Читая газету и поглощая ленч, он с трудом постигал смысл строчек из-за обрывков мыслей в голове. Потом сел в машину и поехал в Конненктикут. Около Вестпорта есть водохранилище, рассеченное пополам дамбой. Хэкет остановил машину посреди дамбы и там, в благословенной тишине, уснул.
Хэкет был прав: загипнотизировать его не составило труда. Кабат не применял ничего радикального. Он погрузил Хэкета в неглубокий сон, потом перевел в глубокий. Затем вызвал у него временную потерю памяти, подготовил почву для постгипнотического внушения и, обучив приемам самогипноза, перешел к самому главному.
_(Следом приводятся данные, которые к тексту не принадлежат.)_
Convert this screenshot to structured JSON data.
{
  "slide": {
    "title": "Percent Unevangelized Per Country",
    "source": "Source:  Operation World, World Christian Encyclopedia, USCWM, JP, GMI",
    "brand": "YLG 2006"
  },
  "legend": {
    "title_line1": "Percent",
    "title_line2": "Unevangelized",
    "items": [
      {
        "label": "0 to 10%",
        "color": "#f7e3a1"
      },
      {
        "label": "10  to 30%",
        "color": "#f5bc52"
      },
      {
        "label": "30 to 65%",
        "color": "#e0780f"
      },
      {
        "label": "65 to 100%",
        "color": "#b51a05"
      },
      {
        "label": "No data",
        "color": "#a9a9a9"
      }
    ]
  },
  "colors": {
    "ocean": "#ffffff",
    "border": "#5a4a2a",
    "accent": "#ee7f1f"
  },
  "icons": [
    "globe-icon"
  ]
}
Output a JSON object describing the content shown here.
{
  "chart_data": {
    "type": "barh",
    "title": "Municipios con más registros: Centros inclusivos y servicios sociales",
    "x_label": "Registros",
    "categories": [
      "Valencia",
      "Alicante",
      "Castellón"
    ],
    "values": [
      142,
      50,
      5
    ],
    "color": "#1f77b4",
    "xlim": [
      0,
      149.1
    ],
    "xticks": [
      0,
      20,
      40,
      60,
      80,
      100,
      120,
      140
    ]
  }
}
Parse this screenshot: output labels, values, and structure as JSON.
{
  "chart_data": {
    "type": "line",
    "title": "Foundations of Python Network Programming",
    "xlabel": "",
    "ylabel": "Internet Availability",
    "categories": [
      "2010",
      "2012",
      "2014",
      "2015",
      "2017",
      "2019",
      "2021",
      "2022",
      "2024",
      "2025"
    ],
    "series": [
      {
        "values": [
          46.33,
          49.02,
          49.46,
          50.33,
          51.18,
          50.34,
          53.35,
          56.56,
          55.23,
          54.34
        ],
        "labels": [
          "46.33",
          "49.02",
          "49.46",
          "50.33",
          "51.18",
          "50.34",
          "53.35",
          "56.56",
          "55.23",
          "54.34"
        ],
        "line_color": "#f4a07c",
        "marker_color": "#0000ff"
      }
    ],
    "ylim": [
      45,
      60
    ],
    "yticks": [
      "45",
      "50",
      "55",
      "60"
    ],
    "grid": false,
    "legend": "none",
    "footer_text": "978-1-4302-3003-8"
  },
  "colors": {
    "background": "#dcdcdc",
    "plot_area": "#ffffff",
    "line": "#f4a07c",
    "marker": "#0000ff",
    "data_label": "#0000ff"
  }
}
— Вы не будете слышать ничего, кроме моего голоса, — сказал он Хэкету. — На моем столе тикают часы. Вы не будете их слышать. Вы не будете слышать тиканья часов. Вы не будете слышать никаких звуков с улицы. Вы не будете слышать проходящий мимо нашего этажа лифт. Вы не будете слышать ничего, кроме моего голоса. Пока я не скажу вам, что вы можете слышать все остальное, вы будете слышать только мой голос. Вы больше не будете слышать ничего, совсем ничего. Я медленно сосчитаю до пяти, и на цифре пять вы уже не сможете слышать ничего, кроме моего голоса. Один, два, три, четыре, пять. Вы не слышите ничего, кроме моего голоса. Если вы слышите что-нибудь, кроме моего голоса, поднимите указательный палец правой руки.